A voice amid the--! "Ye-e-es!"

"You are a tourist?"

"A tourist, my good man?"

"You are crazy -- oh, I am sorry. Wait there. I will help you."

"Who might you be, sir?"

"Senior Inspector Engineer, Manos Gotsis. Ehh! I have told them that these new metro shafts will become a trap, if not guarded twenty-four-hours. They do not listen."

"Shafts, Senior Inspector Gotsis?"

"I am almost there. Phew! Give me your hand."

"I don't understand--"

"You are, sir, thirty meters under Omonia Square."

"Beg your pardon?"

"On your left are two thousand volt cables. On the right scaffolding around a well ten meters deep."

"How?..."

"In front of you, the city's main sewage network -- another four or five meters of a river of wastes -- that empties a kilometer off the coast of Piraias into the treatment plant."

"How?..."

"And you have a guardian angel."

"Daphne!"

"Gotsis, sir. Manos Gotsis."

"Oh, course, Mr. Gotsis. Merely referring to a colleague that's also a guardian angel of a sorts...children are her specialty..."

"Watch your head."

"...and buffoons that think they know what seeing is all about...and try to change the world by proposing that each and every one of us should experience at least once that night of nights..."

"Ah, it must be sad not seeing."

"Sadder things, Mr. Gotsis -- seeing, yet blundering around blinder than a odd bat."

----------

I'm not much of a teacher, particularly on Mondays.

And I take to the ends of the Earth every so often because children are in a way invariant: under a fixed shadow of growing pains. Autumn in Athens, winter in Catania, spring and summer in Siberia -- they're all the same. Day to them comes always after night. A night that is simply vast and petrifyingly menacing to a tot alone in a room evil-thick with darkness.

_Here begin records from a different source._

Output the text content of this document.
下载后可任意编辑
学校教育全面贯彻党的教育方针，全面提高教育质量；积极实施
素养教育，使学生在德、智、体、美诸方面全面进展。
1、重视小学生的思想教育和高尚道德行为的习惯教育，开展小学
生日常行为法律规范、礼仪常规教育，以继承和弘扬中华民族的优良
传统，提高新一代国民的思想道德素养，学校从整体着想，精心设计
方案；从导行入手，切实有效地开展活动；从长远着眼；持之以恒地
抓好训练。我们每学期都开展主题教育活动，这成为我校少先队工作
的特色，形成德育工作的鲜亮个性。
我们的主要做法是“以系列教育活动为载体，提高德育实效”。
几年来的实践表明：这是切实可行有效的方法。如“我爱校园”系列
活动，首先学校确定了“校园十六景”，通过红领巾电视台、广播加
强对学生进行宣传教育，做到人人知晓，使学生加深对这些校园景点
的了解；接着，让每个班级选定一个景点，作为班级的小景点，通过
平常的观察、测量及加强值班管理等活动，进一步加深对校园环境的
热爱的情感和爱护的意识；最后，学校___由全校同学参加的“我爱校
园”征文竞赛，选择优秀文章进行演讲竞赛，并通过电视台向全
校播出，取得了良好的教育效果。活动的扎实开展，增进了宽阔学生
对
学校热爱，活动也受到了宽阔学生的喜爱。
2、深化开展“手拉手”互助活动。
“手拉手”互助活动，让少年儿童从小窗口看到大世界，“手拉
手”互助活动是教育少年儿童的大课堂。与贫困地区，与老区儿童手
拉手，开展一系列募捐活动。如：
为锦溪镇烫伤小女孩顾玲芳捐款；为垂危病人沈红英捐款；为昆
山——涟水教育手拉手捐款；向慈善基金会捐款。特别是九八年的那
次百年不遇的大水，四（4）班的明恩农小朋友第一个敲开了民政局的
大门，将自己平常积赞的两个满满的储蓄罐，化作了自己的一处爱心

But enough of darktime (plenty of it, too, in their checkerboard teens). "Who in God's name would want the babes all to be righteous Ralphs? How many do you know of who would want love hatching from an unforgettable day that starts off with darkfall!"

"Just one won't be an agreeable number then?"

This time, and I don't know why, I alarmingly poise at his soft-spoken so-silly query.

"Just one?"

Could I, I would venture for this man into raw seeing light, a whole existence of days -- dawn to dusk -- were he to behold for one eye blink the woman in me in love.